Bearbeiter: Felix Fischer/Karsten Gaede

Zitiervorschlag: BGH, 4 StR 233/24, Beschluss v. 02.07.2025, HRRS 2025 Nr. 1192


BGH 4 StR 233/24 - Beschluss vom 2. Juli 2025 (Thüringer OLG)

Zulässigkeit eines „Zweitantrags“ nach § 1 Abs. 6 StrRehaG (Divergenzvorlage: Entfall der Vorlagevoraussetzungen, Klärung der vorgelegten Rechtsfrage durch Neufassung des Gesetzes; rechtkräftige Entscheidung über einen Rehabilitierungsantrag vor Neufassung des StrRehaG).

§ 1 Abs. 6 StrRehaG; § 10 Abs. 3 Satz 1 StrRehaG; § 13 Abs. 4 StrRehaG; § 15 StrRehaG; § 121 Abs. 2 GVG

Leitsätze des Bearbeiters

1. Gemäß § 1 Abs. 6 Satz 2 StrRehaG in der seit dem 1. Juli 2025 geltenden Fassung ist ein erneuter Rehabilitierungsantrag nicht nach § 1 Abs. 6 Satz 1 StrRehaG unzulässig, soweit dargelegt wird, dass der frühere Antrag nach den Vorschriften des Strafrechtlichen Rehabilitierungsgesetzes in der zum Zeitpunkt der Entscheidung über den erneuten Antrag geltenden Fassung Erfolg gehabt hätte.

2. Die Neufassung von § 1 Abs. 6 Satz 2 StrRehaG ist in strafrechtlichen Rehabilitierungsverfahren auch dann anzuwenden, wenn der Betroffene den erneuten Antrag vor dem 1. Juli 2025 gestellt hat und das Verfahren am 1. Juli 2025 noch nicht rechtskräftig abgeschlossen war.

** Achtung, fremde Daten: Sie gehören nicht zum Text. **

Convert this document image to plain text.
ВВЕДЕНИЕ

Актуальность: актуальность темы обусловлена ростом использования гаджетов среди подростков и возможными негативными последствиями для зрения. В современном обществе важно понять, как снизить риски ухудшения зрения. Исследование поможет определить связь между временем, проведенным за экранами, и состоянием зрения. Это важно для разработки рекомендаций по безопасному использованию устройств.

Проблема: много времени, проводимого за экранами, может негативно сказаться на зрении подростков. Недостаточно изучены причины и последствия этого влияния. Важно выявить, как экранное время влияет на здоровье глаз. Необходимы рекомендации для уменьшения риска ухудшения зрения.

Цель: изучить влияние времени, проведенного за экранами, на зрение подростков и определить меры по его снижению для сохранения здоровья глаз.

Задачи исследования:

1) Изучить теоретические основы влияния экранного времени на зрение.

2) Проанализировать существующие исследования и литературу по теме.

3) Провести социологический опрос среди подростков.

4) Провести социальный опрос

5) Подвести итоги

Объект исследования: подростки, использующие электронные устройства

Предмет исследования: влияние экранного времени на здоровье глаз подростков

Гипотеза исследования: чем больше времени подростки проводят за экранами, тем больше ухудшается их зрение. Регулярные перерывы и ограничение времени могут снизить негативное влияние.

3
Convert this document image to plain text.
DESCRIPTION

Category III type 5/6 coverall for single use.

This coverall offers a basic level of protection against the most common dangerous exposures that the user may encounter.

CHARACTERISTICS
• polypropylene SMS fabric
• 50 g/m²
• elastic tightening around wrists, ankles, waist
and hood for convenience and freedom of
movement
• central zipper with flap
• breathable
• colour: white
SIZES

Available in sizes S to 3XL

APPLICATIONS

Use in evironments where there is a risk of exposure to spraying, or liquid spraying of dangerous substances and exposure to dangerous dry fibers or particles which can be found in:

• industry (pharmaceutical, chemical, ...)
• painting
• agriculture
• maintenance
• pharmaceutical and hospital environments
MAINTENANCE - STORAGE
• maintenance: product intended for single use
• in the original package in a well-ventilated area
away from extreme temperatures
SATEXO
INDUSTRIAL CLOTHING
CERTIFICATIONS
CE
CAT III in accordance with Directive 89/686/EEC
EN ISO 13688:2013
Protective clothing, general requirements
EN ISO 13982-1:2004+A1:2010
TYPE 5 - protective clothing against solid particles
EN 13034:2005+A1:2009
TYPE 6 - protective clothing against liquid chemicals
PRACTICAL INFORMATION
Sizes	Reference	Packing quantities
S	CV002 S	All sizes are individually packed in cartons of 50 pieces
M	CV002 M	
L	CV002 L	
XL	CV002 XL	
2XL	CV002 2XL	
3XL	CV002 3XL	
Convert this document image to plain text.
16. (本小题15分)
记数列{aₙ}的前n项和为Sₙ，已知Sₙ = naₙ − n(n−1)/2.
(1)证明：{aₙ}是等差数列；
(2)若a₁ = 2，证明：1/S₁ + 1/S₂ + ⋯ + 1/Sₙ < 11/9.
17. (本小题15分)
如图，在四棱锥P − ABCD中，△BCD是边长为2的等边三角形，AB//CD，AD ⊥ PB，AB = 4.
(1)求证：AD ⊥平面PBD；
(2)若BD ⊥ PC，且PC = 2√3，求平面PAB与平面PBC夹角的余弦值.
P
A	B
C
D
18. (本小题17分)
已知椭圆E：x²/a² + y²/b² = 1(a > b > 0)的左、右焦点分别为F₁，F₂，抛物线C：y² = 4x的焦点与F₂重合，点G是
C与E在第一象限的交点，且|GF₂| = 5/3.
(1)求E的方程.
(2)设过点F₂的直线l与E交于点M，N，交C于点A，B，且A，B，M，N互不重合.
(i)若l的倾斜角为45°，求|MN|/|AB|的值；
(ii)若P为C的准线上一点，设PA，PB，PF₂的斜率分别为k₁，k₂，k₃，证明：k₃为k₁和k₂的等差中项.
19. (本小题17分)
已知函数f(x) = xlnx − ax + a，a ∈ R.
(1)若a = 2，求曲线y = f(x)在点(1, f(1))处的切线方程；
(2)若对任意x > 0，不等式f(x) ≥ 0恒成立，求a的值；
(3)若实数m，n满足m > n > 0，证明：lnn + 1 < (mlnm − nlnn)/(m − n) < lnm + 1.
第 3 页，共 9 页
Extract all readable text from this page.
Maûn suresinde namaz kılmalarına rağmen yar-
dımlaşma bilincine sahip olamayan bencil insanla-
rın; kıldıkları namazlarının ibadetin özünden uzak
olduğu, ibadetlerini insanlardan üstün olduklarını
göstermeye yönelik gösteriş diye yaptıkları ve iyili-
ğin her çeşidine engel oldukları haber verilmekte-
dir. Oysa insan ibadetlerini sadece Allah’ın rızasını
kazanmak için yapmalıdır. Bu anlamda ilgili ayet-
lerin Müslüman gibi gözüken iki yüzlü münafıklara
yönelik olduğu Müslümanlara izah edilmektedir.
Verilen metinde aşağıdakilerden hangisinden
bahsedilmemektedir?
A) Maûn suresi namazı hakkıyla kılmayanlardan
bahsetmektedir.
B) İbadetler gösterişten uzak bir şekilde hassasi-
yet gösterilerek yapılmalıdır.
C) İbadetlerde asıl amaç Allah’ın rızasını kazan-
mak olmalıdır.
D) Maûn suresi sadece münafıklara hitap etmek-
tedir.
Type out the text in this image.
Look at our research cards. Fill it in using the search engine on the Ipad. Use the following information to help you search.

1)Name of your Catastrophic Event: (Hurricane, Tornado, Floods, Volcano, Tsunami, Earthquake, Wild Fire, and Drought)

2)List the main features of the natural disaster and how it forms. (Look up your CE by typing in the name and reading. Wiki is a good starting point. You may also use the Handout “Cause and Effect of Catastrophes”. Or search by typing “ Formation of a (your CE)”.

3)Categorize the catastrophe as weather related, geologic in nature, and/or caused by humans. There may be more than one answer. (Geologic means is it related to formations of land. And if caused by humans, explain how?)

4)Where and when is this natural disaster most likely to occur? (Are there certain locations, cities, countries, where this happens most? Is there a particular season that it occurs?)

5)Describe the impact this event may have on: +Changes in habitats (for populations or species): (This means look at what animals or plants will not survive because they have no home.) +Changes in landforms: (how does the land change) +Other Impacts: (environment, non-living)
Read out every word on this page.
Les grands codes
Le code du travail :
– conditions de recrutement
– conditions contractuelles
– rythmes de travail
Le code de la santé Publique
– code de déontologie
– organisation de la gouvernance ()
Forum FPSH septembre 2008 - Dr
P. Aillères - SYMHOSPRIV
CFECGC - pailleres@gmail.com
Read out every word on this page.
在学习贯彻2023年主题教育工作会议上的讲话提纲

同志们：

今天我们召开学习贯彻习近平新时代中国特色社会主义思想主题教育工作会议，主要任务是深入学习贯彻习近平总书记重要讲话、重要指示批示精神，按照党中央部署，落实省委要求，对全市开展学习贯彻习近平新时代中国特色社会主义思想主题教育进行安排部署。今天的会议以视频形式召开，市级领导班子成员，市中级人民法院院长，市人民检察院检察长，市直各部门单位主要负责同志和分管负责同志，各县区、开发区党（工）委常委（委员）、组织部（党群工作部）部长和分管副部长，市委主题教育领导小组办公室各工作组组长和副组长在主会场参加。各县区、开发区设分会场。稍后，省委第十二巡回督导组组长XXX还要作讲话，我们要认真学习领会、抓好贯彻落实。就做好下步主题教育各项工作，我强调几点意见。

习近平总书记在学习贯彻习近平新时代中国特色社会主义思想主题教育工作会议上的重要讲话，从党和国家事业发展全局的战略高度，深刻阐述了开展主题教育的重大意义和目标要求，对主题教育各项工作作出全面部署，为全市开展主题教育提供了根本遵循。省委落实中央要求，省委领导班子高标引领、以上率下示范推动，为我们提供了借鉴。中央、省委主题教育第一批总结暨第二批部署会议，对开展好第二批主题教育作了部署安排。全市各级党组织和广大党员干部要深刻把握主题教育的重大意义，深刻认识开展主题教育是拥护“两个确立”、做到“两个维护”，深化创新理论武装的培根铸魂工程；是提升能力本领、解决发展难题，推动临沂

3. Nach allgemein anerkannten Grundsätzen des Strafverfahrensrechts ist neues Verfahrensrecht, soweit nicht ausdrücklich etwas anderes bestimmt ist, auch auf bereits anhängige Verfahren anzuwenden. Es erfasst die Verfahren in der Lage, in der sie sich beim Inkrafttreten der neuen Vorschriften befinden; laufende Verfahren sind nach den neuen Vorschriften weiterzuführen. Dies gilt auch für Bestimmungen, welche die Stellung von Verfahrensbeteiligten im Prozess, ihre Befugnisse und ihre Pflichten betreffen, sowie für Vorschriften über die Vornahme und Wirkungen von Prozesshandlungen Beteiligter, soweit nichts Abweichendes geregelt ist und es sich nicht um ein bereits beendetes prozessuales Geschehen handelt.

Entscheidungstenor

Die Sache wird an das Thüringer Oberlandesgericht zurückgegeben.

Gründe

I.

Der Betroffene hat am 18. August 2020 - erneut - seine Rehabilitierung nach dem Gesetz über die Rehabilitierung und Entschädigung von Opfern rechtsstaatswidriger Strafverfolgungsmaßnahmen im Beitrittsgebiet (Strafrechtliches Rehabilitierungsgesetz - StrRehaG) wegen einer Einweisung in ein Spezialkinderheim und einer Einweisung in einen Jugendwerkhof beantragt. Das Landgericht Meiningen hat den Antrag mit Beschluss vom 3. August 2022 als unzulässig zurückgewiesen, weil nach § 1 Abs. 6 Satz 1 StrRehaG ein erneuter Rehabilitierungsantrag unzulässig sei, soweit nach dem 2. Oktober 1990 über einen auf denselben Sachverhalt gestützten zulässigen Antrag auf Rehabilitierung rechtskräftig entschieden wurde. Diese Voraussetzungen lägen hier vor. Das Landgericht habe bereits durch rechtskräftig gewordenen Beschluss vom 7. Juni 2010 über einen Rehabilitierungsantrag des Betroffenen vom 2. Dezember 2009, der unter anderem auch die beiden genannten Einweisungen zum Gegenstand gehabt habe, in der Sache entschieden.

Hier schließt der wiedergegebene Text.